Thus, according to R v Presser a defendant must be able to:
- Understand the nature of the charge;
- Plead to the charge;
- Exercise the right of challenge to empanel jurors;
- Understand the nature of the proceedings, namely that it is an inquiry as to whether the accused committed the offence;
- Follow the course of the judicial proceedings in a general sense;
- Understand the substantial effect of any evidence that may be given in support of the prosecution; and
- To make a defence or answer the charge. If the defendant has counsel, the defendant must be capable of providing that counsel with the necessary instructions; and to inform counsel of their version of the facts. Thus, a defendant must have sufficient capacity to understand counsel's advice, and, to decide what defence he or she may rely upon.
By way of further general comment in relation to fitness for trial, practitioners should not overlook those cases where a defendant is represented by counsel, and, that it not necessary to demonstrate that the defendant understands the nuances of court procedures, or, the intricacies of the substantive law.
For instance, the High Court observed in Ngatayi v R (1980) 147 CLR 1 at 8 that "the test looks to the capacity of the accused to understand the proceedings but complete understanding may require intelligence of a high order, particularly in cases where intricate legal questions arise. It is notorious that many crimes are committed by persons of low intelligence but it has never been thought that a person can escape trial simply by showing that he is of low intelligence.

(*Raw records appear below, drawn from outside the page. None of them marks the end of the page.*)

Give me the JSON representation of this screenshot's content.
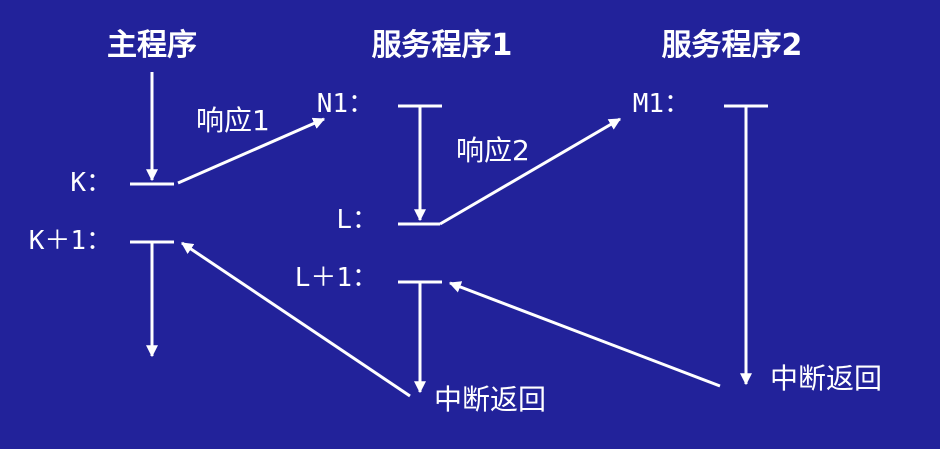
{
  "headers": {
    "main": "主程序",
    "service1": "服务程序1",
    "service2": "服务程序2"
  },
  "labels": {
    "k": "K：",
    "k_plus_1": "K＋1：",
    "n1": "N1：",
    "l": "L：",
    "l_plus_1": "L＋1：",
    "m1": "M1："
  },
  "arrow_texts": {
    "response1": "响应1",
    "response2": "响应2",
    "return_left": "中断返回",
    "return_right": "中断返回"
  },
  "colors": {
    "background": "#22229a",
    "foreground": "#ffffff"
  }
}
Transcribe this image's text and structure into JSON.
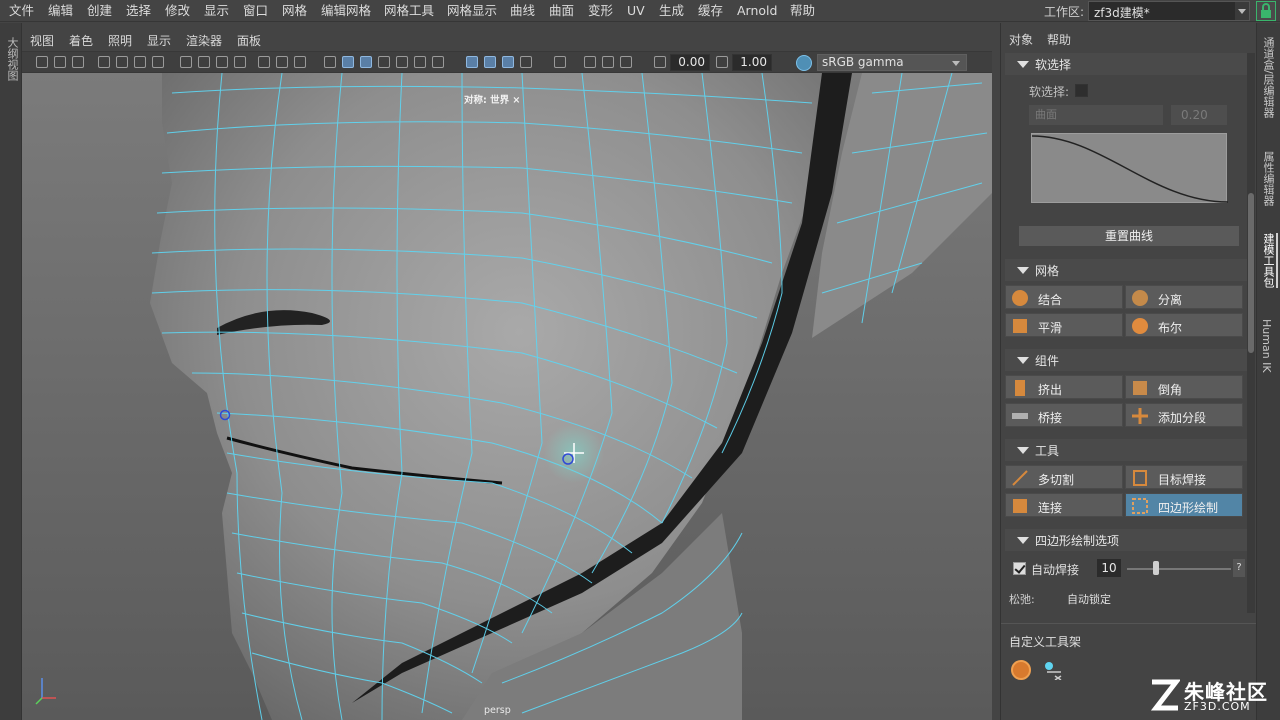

We respectfully agree with the view expressed by Smith J in R v Presser (1958) VR 45 at 48 that the test needs to be applied "in a reasonable and common sense fashion". Smith J went on to say that there are certain minimum standards which the accused needs to equal before he can be tried without unfairness or injustice, but added that the accused "need not have the mental capacity to make an able defence"."
In R v M [2002] QCA 464, paragraph 7, the Court observed that "fitness for trial should therefore be assessed in the recognition that he [a defendant] is represented by counsel, and that court proceedings may be structured in order to accommodate his disability".